Sunday, November 12, 2017

Riding is Riding: Observations from a Dressage Clinic

I was asked by a local Dressage Organization to film riders working with a Freestyle Consultant in developing individual dressage routines to music. I thought it would interesting so I said I'd do it, setting up early on a Sunday morning at one end of the Dressage Court - by the way, don't call it an arena - and started filming riders as the consultant matched up dressage maneuvers with the music. Right off the bat it was pretty neat as I had a lady rider coming towards me at a long trot to the music of Cherokee Nation by Paul Revere and the Raiders. This lady rider actually does this routine wearing a Indian feather bonnet and buckskins. 

Even though the riders, both english and western dressage, rode in contact with their horses - meaning the reins were taunt as opposed to riding on a loose rein as many of us try to achieve - the horses I saw were all in a vertical head position, broke at the poll and nose perpendicular to the ground and the riding I saw exhibited was pretty precise. The riders all demonstrated that they had achieved a good level of communication between themselves and their horses as they went through their leg yields or forward momentum with lateral movement (what I know as two tracking), counter cantering which is riding a circle at a lope on the wrong lead (yes, on purpose), doing turns on the front end and then on hocks, simple and flying lead changes, and showing straightness in riding diagonally from one end of the court to the other.
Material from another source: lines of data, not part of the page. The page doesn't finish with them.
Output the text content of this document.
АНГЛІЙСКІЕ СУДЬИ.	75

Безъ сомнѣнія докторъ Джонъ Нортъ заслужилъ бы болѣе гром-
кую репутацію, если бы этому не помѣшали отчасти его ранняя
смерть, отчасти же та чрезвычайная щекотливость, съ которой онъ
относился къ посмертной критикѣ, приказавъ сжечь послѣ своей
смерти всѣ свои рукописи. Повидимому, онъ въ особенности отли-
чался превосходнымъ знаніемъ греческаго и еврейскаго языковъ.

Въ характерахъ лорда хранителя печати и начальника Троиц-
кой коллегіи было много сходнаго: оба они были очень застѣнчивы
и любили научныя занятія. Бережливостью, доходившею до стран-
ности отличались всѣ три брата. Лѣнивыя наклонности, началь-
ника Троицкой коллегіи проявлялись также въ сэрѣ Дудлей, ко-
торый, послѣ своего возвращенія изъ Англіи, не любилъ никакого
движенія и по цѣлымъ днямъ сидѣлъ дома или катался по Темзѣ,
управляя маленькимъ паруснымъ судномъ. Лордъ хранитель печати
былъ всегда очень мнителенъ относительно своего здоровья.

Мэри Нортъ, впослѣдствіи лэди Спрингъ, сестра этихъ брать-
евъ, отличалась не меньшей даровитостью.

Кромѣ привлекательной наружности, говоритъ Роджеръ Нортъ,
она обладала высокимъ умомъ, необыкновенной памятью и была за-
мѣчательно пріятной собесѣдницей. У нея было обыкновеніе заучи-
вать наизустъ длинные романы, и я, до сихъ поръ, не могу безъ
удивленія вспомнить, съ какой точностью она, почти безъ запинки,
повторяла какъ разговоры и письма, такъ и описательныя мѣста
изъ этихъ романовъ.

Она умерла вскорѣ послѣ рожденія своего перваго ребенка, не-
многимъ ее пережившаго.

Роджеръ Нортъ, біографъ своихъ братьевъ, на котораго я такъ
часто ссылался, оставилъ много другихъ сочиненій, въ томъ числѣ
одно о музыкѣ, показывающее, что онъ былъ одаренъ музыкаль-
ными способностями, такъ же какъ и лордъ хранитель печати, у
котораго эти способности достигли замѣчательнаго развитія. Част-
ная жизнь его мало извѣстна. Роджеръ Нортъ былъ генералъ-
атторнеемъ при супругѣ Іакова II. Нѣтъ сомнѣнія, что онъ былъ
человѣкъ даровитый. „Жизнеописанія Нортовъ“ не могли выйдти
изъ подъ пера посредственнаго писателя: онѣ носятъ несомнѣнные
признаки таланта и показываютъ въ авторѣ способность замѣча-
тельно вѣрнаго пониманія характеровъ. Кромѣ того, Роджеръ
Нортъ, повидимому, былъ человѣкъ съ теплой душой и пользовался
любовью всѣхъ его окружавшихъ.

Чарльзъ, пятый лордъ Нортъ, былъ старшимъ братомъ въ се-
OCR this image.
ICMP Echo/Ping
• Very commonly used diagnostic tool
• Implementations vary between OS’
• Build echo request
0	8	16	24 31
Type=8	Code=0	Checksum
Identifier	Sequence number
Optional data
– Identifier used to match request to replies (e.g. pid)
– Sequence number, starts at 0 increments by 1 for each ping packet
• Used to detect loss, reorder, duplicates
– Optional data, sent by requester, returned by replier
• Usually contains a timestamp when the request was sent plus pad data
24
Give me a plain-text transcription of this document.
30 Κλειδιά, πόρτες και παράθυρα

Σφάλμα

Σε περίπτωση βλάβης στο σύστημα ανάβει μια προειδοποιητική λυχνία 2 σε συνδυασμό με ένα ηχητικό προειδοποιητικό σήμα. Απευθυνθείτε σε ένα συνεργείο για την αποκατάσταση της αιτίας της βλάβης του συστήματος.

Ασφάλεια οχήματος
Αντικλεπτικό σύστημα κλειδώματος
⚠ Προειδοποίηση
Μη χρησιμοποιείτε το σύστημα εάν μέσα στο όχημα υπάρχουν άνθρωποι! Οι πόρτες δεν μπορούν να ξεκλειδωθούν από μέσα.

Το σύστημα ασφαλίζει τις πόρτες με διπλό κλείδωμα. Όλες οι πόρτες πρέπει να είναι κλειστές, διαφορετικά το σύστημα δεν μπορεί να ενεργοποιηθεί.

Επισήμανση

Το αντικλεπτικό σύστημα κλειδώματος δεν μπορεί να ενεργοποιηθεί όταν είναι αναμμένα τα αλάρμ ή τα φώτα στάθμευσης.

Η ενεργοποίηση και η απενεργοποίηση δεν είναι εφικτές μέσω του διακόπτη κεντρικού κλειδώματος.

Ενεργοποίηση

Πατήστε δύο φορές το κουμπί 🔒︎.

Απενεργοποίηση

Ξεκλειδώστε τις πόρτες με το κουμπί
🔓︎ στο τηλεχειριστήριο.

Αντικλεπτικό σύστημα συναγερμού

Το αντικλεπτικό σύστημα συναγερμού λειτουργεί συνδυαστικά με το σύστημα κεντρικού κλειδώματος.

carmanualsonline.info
All what anybody would recognize as excellent riding. 

So at some level, riding is riding, be it English/Western dressage or trail riding, or even working cows in a sorting pen. Many of us trying to develop communication with our horses where we can move the front end over independently of the back end and vice versa, or getting a lateral side pass (again, two tracking) and are all doing pretty much the same things with our horses.

In the annual Arena Obstacles Challenges I put on, I always have tasks that require much of the same. Many rider and horses who compete in equitation type events do well when asked to demonstrate a 360 degree on the hocks but maybe not so well when asked to retrieve a slicker off a fence and put it on. The reverse is true for the trail riders having not so much difficulty in riding their horses through a rope curtain but are challenged when asking to two track a short distance.

I think what hampers some of us is that we practice what we can do okay on horseback, but neglect the things we don't do well because we have difficulty in making progress on those things and it's natural to avoid frustration or the ever present reminder that we just ain't having success. But it's important to keep at it as it makes us and our horse's more handier.

I was reading in Eclectic Horseman magazine that a some readers stopped their subscriptions as they don't find value in some of the articles that are outside what they perceive as their riding discipline. Actually, it's pretty challenging to try and understand some of the concepts of dressage and other theories. And while I'm not about to wear a set of tight pants, I enjoy not only those written articles on dressage, technical riding and even bio-mechanics, but also the videos of Jim Hicks, Wendy Murdoch and others in the Eclectic Horseman's Horseman's Gazette DVD quarterly series.

Rider's tend to be cliquish,...ropers only roping, barrel racers only running barrels, dressage riders only in the lettered court, and if we stay that way we're risking missing out if we don't explore other riding concepts and lessons. The lady, Martha Diaz, on the buckskin in the photo at left is a well respected dressage trainer and competitor. I've contracted her before to come in and watch me ride to correct what I can't see. Not only worth it, but kinds of frees up your mind to understand that if you are open to it, you can learn from other disciplines, after all riding is pretty much riding.